What to Do With the Answer

If they say yes: wonderful. Make a plan. Don't overthink it.

If they say no: you have just done something genuinely brave. You made yourself visible. You tolerated uncertainty. You acted despite the fear. That is not a failure. That is exactly the kind of person you are trying to become.

The no doesn't mean what your anxiety says it means. It means this specific person, at this specific time, wasn't available for this. That's all.

And you survived it. Which means you can do it again.

The Deeper Shift

The goal isn't to become someone who never feels nervous about asking. The goal is to become someone who asks anyway.

That shift, from "I'll ask when I'm not nervous" to "I'll ask even though I'm nervous", is the whole work. And every time you make it, it gets incrementally easier.

For word-for-word scripts for every asking scenario, [How to Ask Someone Out When You Have Anxiety: 8 Scripts That Don't Feel Fake](/blog/how-to-ask-someone-out-when-you-have-anxiety-8-scripts-that-dont-feel-fake) has everything you need.

Frequently Asked Questions

How do you ask someone out when you have social anxiety? Use the Ben Franklin approach: a small, specific, low-stakes ask that gives them something easy to say yes to. 'I've been wanting to try [place], would you be up for it sometime?' is more effective than a grand gesture.

What do you say when asking someone out? Be specific and low-pressure. Reference something concrete: a place you want to try, an activity you're doing, a conversation you want to continue. 'I really enjoyed talking to you. I'd love to continue it somewhere, would you want to grab coffee?' is warm, specific, and easy to respond to.

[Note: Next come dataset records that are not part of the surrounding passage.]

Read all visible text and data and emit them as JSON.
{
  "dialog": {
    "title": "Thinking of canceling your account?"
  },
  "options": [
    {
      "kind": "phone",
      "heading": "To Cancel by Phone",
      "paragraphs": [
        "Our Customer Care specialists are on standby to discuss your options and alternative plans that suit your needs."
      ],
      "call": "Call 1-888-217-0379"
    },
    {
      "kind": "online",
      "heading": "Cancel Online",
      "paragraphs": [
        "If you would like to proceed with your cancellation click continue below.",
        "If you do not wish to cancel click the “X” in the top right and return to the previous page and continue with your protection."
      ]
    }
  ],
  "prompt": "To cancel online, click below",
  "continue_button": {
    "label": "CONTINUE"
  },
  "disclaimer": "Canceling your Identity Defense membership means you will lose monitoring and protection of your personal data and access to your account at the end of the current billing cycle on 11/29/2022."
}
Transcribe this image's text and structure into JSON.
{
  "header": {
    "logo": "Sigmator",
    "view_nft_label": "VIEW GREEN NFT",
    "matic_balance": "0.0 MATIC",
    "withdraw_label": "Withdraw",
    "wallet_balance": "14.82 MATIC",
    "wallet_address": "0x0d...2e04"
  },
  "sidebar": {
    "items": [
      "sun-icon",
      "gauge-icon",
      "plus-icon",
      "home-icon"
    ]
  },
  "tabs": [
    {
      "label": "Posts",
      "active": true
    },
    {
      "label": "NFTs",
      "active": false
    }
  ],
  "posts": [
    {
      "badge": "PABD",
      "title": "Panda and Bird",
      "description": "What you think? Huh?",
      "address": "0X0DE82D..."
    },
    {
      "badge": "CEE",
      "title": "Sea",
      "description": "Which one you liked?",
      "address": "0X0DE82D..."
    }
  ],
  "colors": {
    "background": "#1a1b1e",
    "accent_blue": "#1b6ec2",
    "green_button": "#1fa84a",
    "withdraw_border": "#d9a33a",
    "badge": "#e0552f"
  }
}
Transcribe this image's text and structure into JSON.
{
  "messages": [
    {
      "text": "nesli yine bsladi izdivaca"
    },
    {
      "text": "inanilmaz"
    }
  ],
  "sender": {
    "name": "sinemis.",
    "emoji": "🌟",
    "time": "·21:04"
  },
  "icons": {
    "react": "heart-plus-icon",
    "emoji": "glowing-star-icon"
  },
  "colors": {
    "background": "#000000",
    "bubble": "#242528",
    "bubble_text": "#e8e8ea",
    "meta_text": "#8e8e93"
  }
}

How do you handle rejection when asking someone out? Remind yourself that a no is information about this specific person's interest at this specific time, not a verdict on your worth. The cleanest response is: 'That's completely fine, I appreciate you being honest.' Then move on.

Why is asking someone out so scary when you have anxiety? Asking someone out requires tolerating uncertainty, which is one of the most difficult things for anxious brains. It also makes you visible in a way that can't be taken back. The fear is real. But the cost of not asking, the compounding belief that you can't handle rejection, is higher than the cost of asking.